En tercer lugar, y ya para acabar... ¿Un pacto con los Illuminati? ¿De verdad? El que dice que se puede alcanzar la cima del éxito sin una pizca de talento, miente descaradamente. Por favor, aceptémoslo. El artista musical ya no es una voz. El artista musical es una presencia, es una energía, es una estética. Su talento puede ser cantar, o componer, o las puestas en escena, o el carisma a la hora de hipnotizar al público, o, como en el caso de Benito, combinar distintas corrientes urbanas e influencias de antaño para fusionarlas en un producto comercial, demostrando en todo momento una cultura musical incomparable: para muestra, la canción MONACO, que altera la melodía de Hier Encore de Charles Aznavour para componer un tema actual y pegadizo.

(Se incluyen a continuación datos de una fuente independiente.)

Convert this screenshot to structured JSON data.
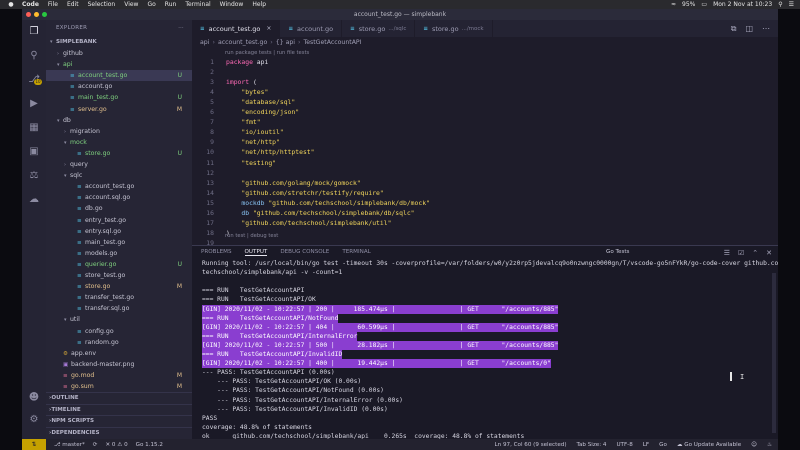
{
  "menubar": {
    "apple_icon": "apple-icon",
    "items": [
      "Code",
      "File",
      "Edit",
      "Selection",
      "View",
      "Go",
      "Run",
      "Terminal",
      "Window",
      "Help"
    ],
    "clock": "Mon 2 Nov at 10:23",
    "battery": "95%"
  },
  "window": {
    "title": "account_test.go — simplebank"
  },
  "sidebar": {
    "title": "EXPLORER",
    "project": "SIMPLEBANK",
    "rows": [
      {
        "label": "github",
        "kind": "folder",
        "open": false,
        "depth": 1,
        "status": ""
      },
      {
        "label": "api",
        "kind": "folder",
        "open": true,
        "depth": 1,
        "status": "",
        "color": "#7fd17f"
      },
      {
        "label": "account_test.go",
        "kind": "go",
        "open": false,
        "depth": 2,
        "status": "U",
        "color": "#7fd17f",
        "selected": true
      },
      {
        "label": "account.go",
        "kind": "go",
        "open": false,
        "depth": 2,
        "status": ""
      },
      {
        "label": "main_test.go",
        "kind": "go",
        "open": false,
        "depth": 2,
        "status": "U",
        "color": "#7fd17f"
      },
      {
        "label": "server.go",
        "kind": "go",
        "open": false,
        "depth": 2,
        "status": "M",
        "color": "#e2c08d"
      },
      {
        "label": "db",
        "kind": "folder",
        "open": true,
        "depth": 1,
        "status": ""
      },
      {
        "label": "migration",
        "kind": "folder",
        "open": false,
        "depth": 2,
        "status": ""
      },
      {
        "label": "mock",
        "kind": "folder",
        "open": true,
        "depth": 2,
        "status": "",
        "color": "#7fd17f"
      },
      {
        "label": "store.go",
        "kind": "go",
        "open": false,
        "depth": 3,
        "status": "U",
        "color": "#7fd17f"
      },
      {
        "label": "query",
        "kind": "folder",
        "open": false,
        "depth": 2,
        "status": ""
      },
      {
        "label": "sqlc",
        "kind": "folder",
        "open": true,
        "depth": 2,
        "status": ""
      },
      {
        "label": "account_test.go",
        "kind": "go",
        "open": false,
        "depth": 3,
        "status": ""
      },
      {
        "label": "account.sql.go",
        "kind": "go",
        "open": false,
        "depth": 3,
        "status": ""
      },
      {
        "label": "db.go",
        "kind": "go",
        "open": false,
        "depth": 3,
        "status": ""
      },
      {
        "label": "entry_test.go",
        "kind": "go",
        "open": false,
        "depth": 3,
        "status": ""
      },
      {
        "label": "entry.sql.go",
        "kind": "go",
        "open": false,
        "depth": 3,
        "status": ""
      },
      {
        "label": "main_test.go",
        "kind": "go",
        "open": false,
        "depth": 3,
        "status": ""
      },
      {
        "label": "models.go",
        "kind": "go",
        "open": false,
        "depth": 3,
        "status": ""
      },
      {
        "label": "querier.go",
        "kind": "go",
        "open": false,
        "depth": 3,
        "status": "U",
        "color": "#7fd17f"
      },
      {
        "label": "store_test.go",
        "kind": "go",
        "open": false,
        "depth": 3,
        "status": ""
      },
      {
        "label": "store.go",
        "kind": "go",
        "open": false,
        "depth": 3,
        "status": "M",
        "color": "#e2c08d"
      },
      {
        "label": "transfer_test.go",
        "kind": "go",
        "open": false,
        "depth": 3,
        "status": ""
      },
      {
        "label": "transfer.sql.go",
        "kind": "go",
        "open": false,
        "depth": 3,
        "status": ""
      },
      {
        "label": "util",
        "kind": "folder",
        "open": true,
        "depth": 2,
        "status": ""
      },
      {
        "label": "config.go",
        "kind": "go",
        "open": false,
        "depth": 3,
        "status": ""
      },
      {
        "label": "random.go",
        "kind": "go",
        "open": false,
        "depth": 3,
        "status": ""
      },
      {
        "label": "app.env",
        "kind": "env",
        "open": false,
        "depth": 1,
        "status": ""
      },
      {
        "label": "backend-master.png",
        "kind": "img",
        "open": false,
        "depth": 1,
        "status": ""
      },
      {
        "label": "go.mod",
        "kind": "mod",
        "open": false,
        "depth": 1,
        "status": "M",
        "color": "#e2c08d"
      },
      {
        "label": "go.sum",
        "kind": "mod",
        "open": false,
        "depth": 1,
        "status": "M",
        "color": "#e2c08d"
      }
    ],
    "sections": [
      "OUTLINE",
      "TIMELINE",
      "NPM SCRIPTS",
      "DEPENDENCIES"
    ]
  },
  "tabs": [
    {
      "label": "account_test.go",
      "path": "",
      "active": true
    },
    {
      "label": "account.go",
      "path": "",
      "active": false
    },
    {
      "label": "store.go",
      "path": ".../sqlc",
      "active": false
    },
    {
      "label": "store.go",
      "path": ".../mock",
      "active": false
    }
  ],
  "breadcrumb": [
    "api",
    "account_test.go",
    "{} api",
    "TestGetAccountAPI"
  ],
  "editor": {
    "lens_top": "run package tests | run file tests",
    "lens_bottom": "run test | debug test",
    "lines": [
      {
        "n": "1",
        "parts": [
          [
            "kw",
            "package "
          ],
          [
            "pl",
            "api"
          ]
        ]
      },
      {
        "n": "2",
        "parts": []
      },
      {
        "n": "3",
        "parts": [
          [
            "kw",
            "import "
          ],
          [
            "pl",
            "("
          ]
        ]
      },
      {
        "n": "4",
        "parts": [
          [
            "str",
            "    \"bytes\""
          ]
        ]
      },
      {
        "n": "5",
        "parts": [
          [
            "str",
            "    \"database/sql\""
          ]
        ]
      },
      {
        "n": "6",
        "parts": [
          [
            "str",
            "    \"encoding/json\""
          ]
        ]
      },
      {
        "n": "7",
        "parts": [
          [
            "str",
            "    \"fmt\""
          ]
        ]
      },
      {
        "n": "8",
        "parts": [
          [
            "str",
            "    \"io/ioutil\""
          ]
        ]
      },
      {
        "n": "9",
        "parts": [
          [
            "str",
            "    \"net/http\""
          ]
        ]
      },
      {
        "n": "10",
        "parts": [
          [
            "str",
            "    \"net/http/httptest\""
          ]
        ]
      },
      {
        "n": "11",
        "parts": [
          [
            "str",
            "    \"testing\""
          ]
        ]
      },
      {
        "n": "12",
        "parts": []
      },
      {
        "n": "13",
        "parts": [
          [
            "str",
            "    \"github.com/golang/mock/gomock\""
          ]
        ]
      },
      {
        "n": "14",
        "parts": [
          [
            "str",
            "    \"github.com/stretchr/testify/require\""
          ]
        ]
      },
      {
        "n": "15",
        "parts": [
          [
            "id",
            "    mockdb "
          ],
          [
            "str",
            "\"github.com/techschool/simplebank/db/mock\""
          ]
        ]
      },
      {
        "n": "16",
        "parts": [
          [
            "id",
            "    db "
          ],
          [
            "str",
            "\"github.com/techschool/simplebank/db/sqlc\""
          ]
        ]
      },
      {
        "n": "17",
        "parts": [
          [
            "str",
            "    \"github.com/techschool/simplebank/util\""
          ]
        ]
      },
      {
        "n": "18",
        "parts": [
          [
            "pl",
            ")"
          ]
        ]
      },
      {
        "n": "19",
        "parts": []
      }
    ]
  },
  "panel": {
    "tabs": [
      "PROBLEMS",
      "OUTPUT",
      "DEBUG CONSOLE",
      "TERMINAL"
    ],
    "active_tab": "OUTPUT",
    "task": "Go Tests",
    "lines": [
      {
        "t": "Running tool: /usr/local/bin/go test -timeout 30s -coverprofile=/var/folders/w0/y2z0rp5jdevalcq9o0nzwngc0000gn/T/vscode-go5nFYkR/go-code-cover github.com/",
        "hl": false
      },
      {
        "t": "techschool/simplebank/api -v -count=1",
        "hl": false
      },
      {
        "t": "",
        "hl": false
      },
      {
        "t": "=== RUN   TestGetAccountAPI",
        "hl": false
      },
      {
        "t": "=== RUN   TestGetAccountAPI/OK",
        "hl": false
      },
      {
        "t": "[GIN] 2020/11/02 - 10:22:57 | 200 |     185.474µs |                 | GET      \"/accounts/885\"",
        "hl": true
      },
      {
        "t": "=== RUN   TestGetAccountAPI/NotFound",
        "hl": true
      },
      {
        "t": "[GIN] 2020/11/02 - 10:22:57 | 404 |      60.599µs |                 | GET      \"/accounts/885\"",
        "hl": true
      },
      {
        "t": "=== RUN   TestGetAccountAPI/InternalError",
        "hl": true
      },
      {
        "t": "[GIN] 2020/11/02 - 10:22:57 | 500 |      28.182µs |                 | GET      \"/accounts/885\"",
        "hl": true
      },
      {
        "t": "=== RUN   TestGetAccountAPI/InvalidID",
        "hl": true
      },
      {
        "t": "[GIN] 2020/11/02 - 10:22:57 | 400 |      19.442µs |                 | GET      \"/accounts/0\"",
        "hl": true
      },
      {
        "t": "--- PASS: TestGetAccountAPI (0.00s)",
        "hl": false
      },
      {
        "t": "    --- PASS: TestGetAccountAPI/OK (0.00s)",
        "hl": false
      },
      {
        "t": "    --- PASS: TestGetAccountAPI/NotFound (0.00s)",
        "hl": false
      },
      {
        "t": "    --- PASS: TestGetAccountAPI/InternalError (0.00s)",
        "hl": false
      },
      {
        "t": "    --- PASS: TestGetAccountAPI/InvalidID (0.00s)",
        "hl": false
      },
      {
        "t": "PASS",
        "hl": false
      },
      {
        "t": "coverage: 48.8% of statements",
        "hl": false
      },
      {
        "t": "ok      github.com/techschool/simplebank/api    0.265s  coverage: 48.8% of statements",
        "hl": false
      }
    ]
  },
  "statusbar": {
    "branch": "master*",
    "sync": "⟳",
    "errors": "0",
    "warnings": "0",
    "go_version": "Go 1.15.2",
    "position": "Ln 97, Col 60 (9 selected)",
    "tab_size": "Tab Size: 4",
    "encoding": "UTF-8",
    "eol": "LF",
    "language": "Go",
    "update": "Go Update Available"
  },
  "colors": {
    "accent": "#8a3ed0",
    "statusbar_remote": "#c5a100",
    "added": "#7fd17f",
    "modified": "#e2c08d"
  }
}
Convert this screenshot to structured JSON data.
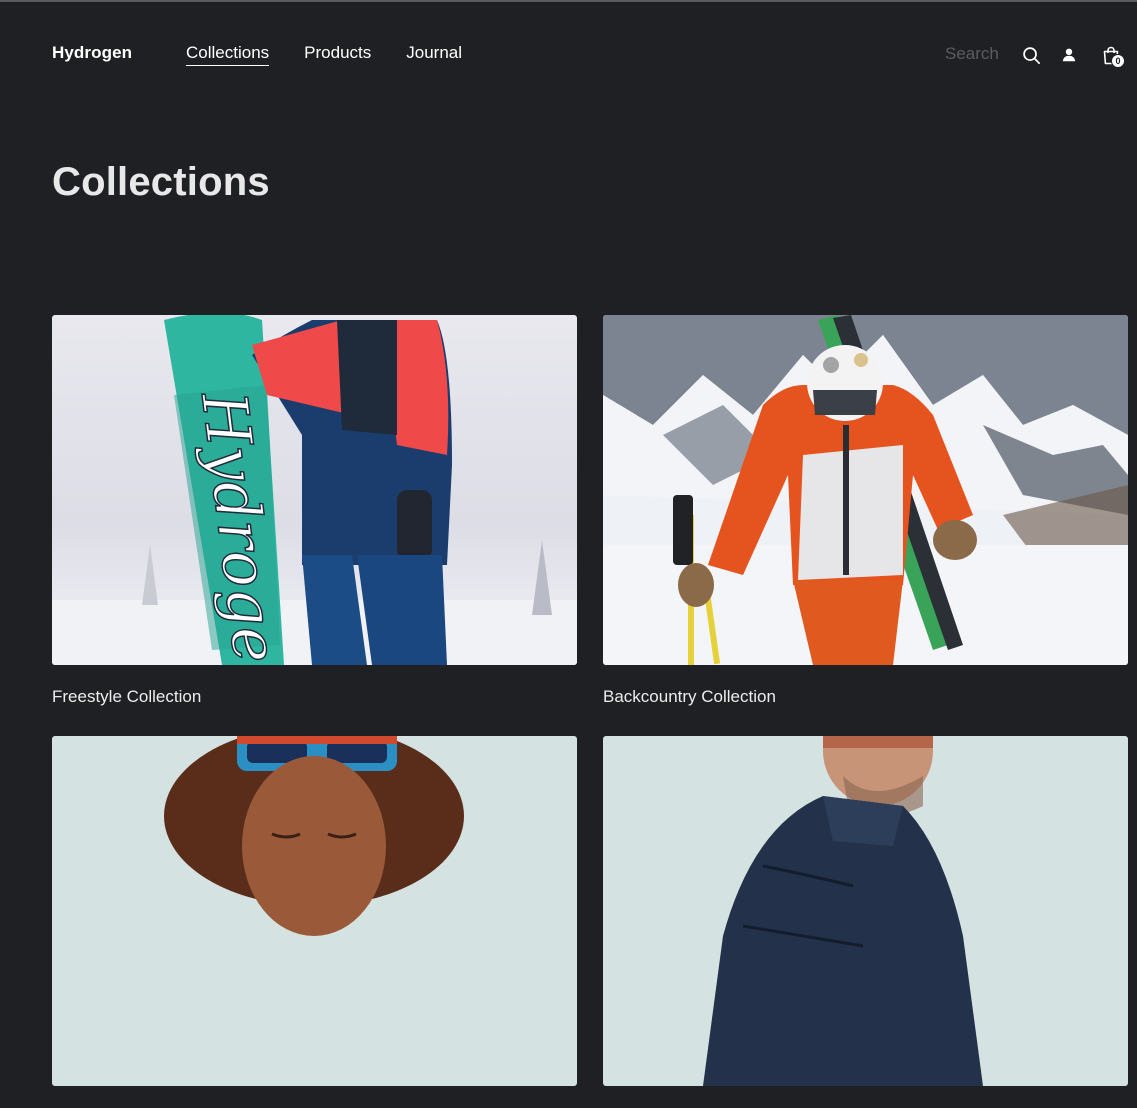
{
  "header": {
    "logo": "Hydrogen",
    "nav": [
      {
        "label": "Collections",
        "active": true
      },
      {
        "label": "Products",
        "active": false
      },
      {
        "label": "Journal",
        "active": false
      }
    ],
    "search_placeholder": "Search",
    "cart_count": "0"
  },
  "main": {
    "title": "Collections",
    "collections": [
      {
        "title": "Freestyle Collection"
      },
      {
        "title": "Backcountry Collection"
      },
      {
        "title": ""
      },
      {
        "title": ""
      }
    ]
  },
  "colors": {
    "background": "#1f2024",
    "text": "#ececec",
    "muted": "#5a5c62"
  }
}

Por eso, porque cada músico nos ofrece una experiencia distinta, pidiéndole a Benito la lírica de Serrat, estamos cometiendo la necedad de mezclar la velocidad con el tocino. Me recuerda a cuando algunas consumidoras de literatura valoran una comedia romántica con dos, tres estrellas, esto a pesar de haberles encantado, porque carece de la profundidad psicológica de una novela de Tolstói. Más allá de que debamos saber a qué venimos cuando elegimos una historia de Ali Hazelwood o cuando escuchamos el álbum de Benito, las obras y artistas han de valorarse en su contexto. Esto es, compararse únicamente con sus análogos: Benito podría equipararse a Daddy Yankee, a Don Omar, a Eladio Carrión; si Whitney Houston debiera competir, lo haría, por género y por talentos similares, con Mariah Carey. Tiene sentido decir que me gusta más Dostoievski que Chéjov, pero no que prefiero a Beethoven antes que a Paulina Rubio.
Por cierto, Paulina Rubio no podría haber compuesto la Novena Sinfonía, pero, seguramente, Beethoven no sabría escribir Ni una Sola Palabra.
A mí, como me gustan la velocidad y el tocino, disfruto de ambas piezas y sonrío feliz con mi enriquecimiento.